Numerous officers have worked on Missy’s case, but two years ago Wilke, who periodically reviews missing person cases, thought Missy’s could benefit from new technology.
He ran her name and Social Security number through new databases. He got a DNA sample from her mom and submitted it to a Texas lab that uses an FBI DNA index system to match DNA from missing people to a growing bank of unidentified human remains.
He tracked down old leads and kept in close contact with her family.
On Friday, standing on Missy’s stepfather’s front lawn, her family said they were grateful for Wilke’s diligence.
“He’ll be sitting with the family at the memorial service,” said Dave Maser, Missy’s stepfather.
Over the years, Maser said he never gave up hope completely, though it was hard.
“There were times reality would hit you in the face,” he said.
On Sept. 5, 1995, Missy went to the Nebraska State Fair and hung out at a friend’s house.
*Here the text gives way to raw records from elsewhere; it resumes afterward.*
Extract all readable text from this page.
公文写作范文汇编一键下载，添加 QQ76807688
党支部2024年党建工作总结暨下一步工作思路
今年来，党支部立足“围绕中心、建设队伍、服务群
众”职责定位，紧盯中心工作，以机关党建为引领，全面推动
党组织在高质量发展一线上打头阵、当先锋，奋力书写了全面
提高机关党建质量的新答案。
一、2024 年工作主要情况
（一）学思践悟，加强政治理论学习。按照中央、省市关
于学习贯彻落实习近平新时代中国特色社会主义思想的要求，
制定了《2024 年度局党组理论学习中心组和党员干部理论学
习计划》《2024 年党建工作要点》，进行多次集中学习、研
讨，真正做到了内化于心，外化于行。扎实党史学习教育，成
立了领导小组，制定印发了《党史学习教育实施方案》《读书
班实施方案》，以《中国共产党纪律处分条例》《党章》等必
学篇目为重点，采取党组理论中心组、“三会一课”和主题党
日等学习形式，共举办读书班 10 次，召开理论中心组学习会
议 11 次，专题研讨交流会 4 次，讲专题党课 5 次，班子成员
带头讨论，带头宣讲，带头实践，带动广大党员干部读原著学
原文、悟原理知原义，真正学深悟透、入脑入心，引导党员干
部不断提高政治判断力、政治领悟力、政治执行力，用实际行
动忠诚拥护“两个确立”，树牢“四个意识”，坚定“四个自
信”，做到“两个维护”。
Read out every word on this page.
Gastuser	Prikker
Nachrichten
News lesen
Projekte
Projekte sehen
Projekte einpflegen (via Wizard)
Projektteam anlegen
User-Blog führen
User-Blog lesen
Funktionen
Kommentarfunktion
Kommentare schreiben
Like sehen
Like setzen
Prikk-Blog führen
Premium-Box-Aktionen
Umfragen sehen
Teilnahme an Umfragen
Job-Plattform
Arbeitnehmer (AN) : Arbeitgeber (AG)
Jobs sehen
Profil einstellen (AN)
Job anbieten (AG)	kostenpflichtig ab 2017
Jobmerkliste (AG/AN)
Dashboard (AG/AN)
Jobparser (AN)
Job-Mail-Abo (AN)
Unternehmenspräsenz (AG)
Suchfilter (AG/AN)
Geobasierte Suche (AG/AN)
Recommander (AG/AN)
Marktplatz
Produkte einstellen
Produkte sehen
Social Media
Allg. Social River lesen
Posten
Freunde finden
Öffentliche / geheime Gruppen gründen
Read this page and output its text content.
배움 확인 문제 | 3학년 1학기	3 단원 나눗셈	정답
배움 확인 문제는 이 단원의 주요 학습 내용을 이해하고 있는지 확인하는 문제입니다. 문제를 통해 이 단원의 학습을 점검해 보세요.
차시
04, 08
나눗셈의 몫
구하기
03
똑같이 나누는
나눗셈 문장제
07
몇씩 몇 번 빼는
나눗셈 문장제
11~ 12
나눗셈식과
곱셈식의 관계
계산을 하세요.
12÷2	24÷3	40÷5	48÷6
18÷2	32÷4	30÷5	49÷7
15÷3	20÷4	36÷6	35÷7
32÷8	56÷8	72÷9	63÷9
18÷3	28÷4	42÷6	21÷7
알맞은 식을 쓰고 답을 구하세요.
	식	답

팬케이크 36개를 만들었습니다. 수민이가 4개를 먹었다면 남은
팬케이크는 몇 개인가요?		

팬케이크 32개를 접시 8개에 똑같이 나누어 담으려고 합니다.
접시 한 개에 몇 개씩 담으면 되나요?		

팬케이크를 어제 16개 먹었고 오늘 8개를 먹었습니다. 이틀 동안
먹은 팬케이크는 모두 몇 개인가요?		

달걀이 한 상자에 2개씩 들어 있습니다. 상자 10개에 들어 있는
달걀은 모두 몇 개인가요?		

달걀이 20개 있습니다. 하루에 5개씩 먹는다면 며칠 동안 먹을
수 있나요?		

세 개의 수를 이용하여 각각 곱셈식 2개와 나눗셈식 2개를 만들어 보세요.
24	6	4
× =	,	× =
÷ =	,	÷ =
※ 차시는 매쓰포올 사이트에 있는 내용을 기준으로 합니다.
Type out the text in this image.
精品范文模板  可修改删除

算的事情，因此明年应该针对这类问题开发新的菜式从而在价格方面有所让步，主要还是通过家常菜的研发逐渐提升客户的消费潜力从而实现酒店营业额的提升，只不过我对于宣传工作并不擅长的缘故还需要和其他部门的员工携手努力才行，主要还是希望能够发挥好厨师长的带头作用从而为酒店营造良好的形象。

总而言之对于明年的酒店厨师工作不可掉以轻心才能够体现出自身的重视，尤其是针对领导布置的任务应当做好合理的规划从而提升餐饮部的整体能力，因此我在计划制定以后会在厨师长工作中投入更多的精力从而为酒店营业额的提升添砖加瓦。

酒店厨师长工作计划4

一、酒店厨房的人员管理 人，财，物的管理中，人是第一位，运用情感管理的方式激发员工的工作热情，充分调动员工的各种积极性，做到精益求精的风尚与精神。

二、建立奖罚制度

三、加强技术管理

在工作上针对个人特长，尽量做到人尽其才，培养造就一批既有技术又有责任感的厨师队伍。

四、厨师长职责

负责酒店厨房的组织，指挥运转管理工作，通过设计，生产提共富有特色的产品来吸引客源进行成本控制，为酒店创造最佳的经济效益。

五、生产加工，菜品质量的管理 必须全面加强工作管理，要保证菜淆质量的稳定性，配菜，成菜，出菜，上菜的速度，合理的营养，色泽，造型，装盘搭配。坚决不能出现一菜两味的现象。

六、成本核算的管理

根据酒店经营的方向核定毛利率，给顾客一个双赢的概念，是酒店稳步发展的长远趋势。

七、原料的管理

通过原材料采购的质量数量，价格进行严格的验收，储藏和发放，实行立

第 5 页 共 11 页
She came home sometime that evening and dropped off her bike. Often, her sister Elizabeth said, she would sneak out and run across the street and through some apartment houses to a Gas ‘N Shop to use the phone.
And sometimes, Elizabeth would try to follow her.
Missy would tell her to go back.
Today, Elizabeth is 23, and has a 3-year-old son. Mary Rose, the 6-year-old sister Missy called “monkey” is about to graduate from high school. Breanna, the 2-month-old baby in the hospital with spinal meningitis the night Missy disappeared, is 11 years old. She’s healthy. And angry about the loss of a sister she never knew.
“The hardest part for them,” Elizabeth said, “is they didn’t remember, or know her. How do you tell them?”
That she loved to write poetry and dance. That she was feisty, like her baby sister.
“Bre’s the spitting image of Missy,” said Elizabeth.
There’s a song, by Martina McBride, that reminds Shelly of both her girls: her youngest and her oldest.
It’s about chasing dreams and living life, despite uncertainty.
That was Missy.
“She was an angel,” Shelly Schmidt said. “That’s why God took her, I think.”